More than 500 manufacturers, including all the powerhouses - Compaq Computer Corp. (CPQ), Dell Computer Corp. (DELL), Motorola Corp. (MOT) and others - receive chips they put into their products in Peak's containers.

The containers look like shallow black ice-cube trays and cost a few dollars each, so after they take out the chips, the companies toss them into special recycling bins. Peak collects the empties and sells them again to chip makers like Intel Corp. (INTC) and Texas Instruments Inc. (TXN).

That's how Peak came to create its Garbage Index.

The process provides a pretty clear picture of how many chips are going into computers, cell phones, modems, auto-navigation devices and other high-tech products. With 40% of the market for the chip containers, Peak has recycled more than 100 million trays by now, enough to make the trash count a pretty fair industry yardstick.

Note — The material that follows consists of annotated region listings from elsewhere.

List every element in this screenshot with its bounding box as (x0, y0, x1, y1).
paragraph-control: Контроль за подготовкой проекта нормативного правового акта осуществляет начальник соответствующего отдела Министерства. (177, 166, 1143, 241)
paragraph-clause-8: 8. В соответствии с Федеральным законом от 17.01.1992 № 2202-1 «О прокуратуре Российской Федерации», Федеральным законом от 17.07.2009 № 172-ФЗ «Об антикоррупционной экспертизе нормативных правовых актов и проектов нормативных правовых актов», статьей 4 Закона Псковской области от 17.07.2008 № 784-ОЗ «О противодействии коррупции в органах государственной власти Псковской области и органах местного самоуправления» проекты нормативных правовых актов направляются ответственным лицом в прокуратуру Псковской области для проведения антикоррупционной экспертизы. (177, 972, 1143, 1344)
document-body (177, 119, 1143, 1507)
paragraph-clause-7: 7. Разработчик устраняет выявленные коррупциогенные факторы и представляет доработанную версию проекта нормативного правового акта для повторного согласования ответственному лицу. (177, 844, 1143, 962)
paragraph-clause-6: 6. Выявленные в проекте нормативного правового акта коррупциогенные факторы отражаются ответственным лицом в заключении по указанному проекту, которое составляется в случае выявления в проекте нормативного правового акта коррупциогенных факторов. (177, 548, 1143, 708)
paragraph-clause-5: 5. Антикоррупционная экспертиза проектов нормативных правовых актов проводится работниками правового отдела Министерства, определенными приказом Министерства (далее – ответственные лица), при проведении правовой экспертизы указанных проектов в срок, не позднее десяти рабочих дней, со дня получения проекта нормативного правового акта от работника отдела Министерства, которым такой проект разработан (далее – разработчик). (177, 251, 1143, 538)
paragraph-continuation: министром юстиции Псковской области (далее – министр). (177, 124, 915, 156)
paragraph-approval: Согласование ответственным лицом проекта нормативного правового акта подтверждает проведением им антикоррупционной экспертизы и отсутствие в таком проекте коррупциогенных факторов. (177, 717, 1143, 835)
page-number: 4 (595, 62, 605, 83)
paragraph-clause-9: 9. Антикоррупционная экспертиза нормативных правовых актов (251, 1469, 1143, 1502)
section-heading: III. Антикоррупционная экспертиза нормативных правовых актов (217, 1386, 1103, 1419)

It's a "sanity check" for analysts trying to cope with the wild market swings of high-technology stocks, says Richard Brook, father of the Garbage Index and chief investment officer of Peak. "We get good information on the health of the business," he says.

Brook giggles when he talks about the Garbage Index, which he originated to track his own business. It grew beyond that when Wall Street analysts and tech investors discovered its bottom-line relevance to other companies. The Garbage Index "gives us a very good indicator of the level of year-over-year unit volume in the semiconductor industry," says Brook.

Krishna Shankar, an analyst at Donaldson Lufkin Jenrette, concurs. "It's a humorous indicator, but it's a real-time indicator that gives a real sense of how chips are actually being used," says Shankar.

The index isn't nearly as useful as analysts would like it to be. Brook won't tell them the nitty-gritty, who's-up-who's-down scoop the trash shows him each month. If Peak ever gave out the skinny on an individual company's orders, "we'd get killed" by customers, says Brook. "I just tell them if the garbage index is going up or down."

Peak's stock price lately has has fallen as technology stocks have taken a beating. Brook says when shareholders ask him about Peak's price, they invariably feign innocence and ask about the index. They ask, "Oh, and by the way, should I be worried about holding any of these other tech stocks?" says Brook.

How is the Garbage Index doing?

"It's up - way up," says Brook. "We collected 3.5 million units last month and 3.3 million the month before that," he says.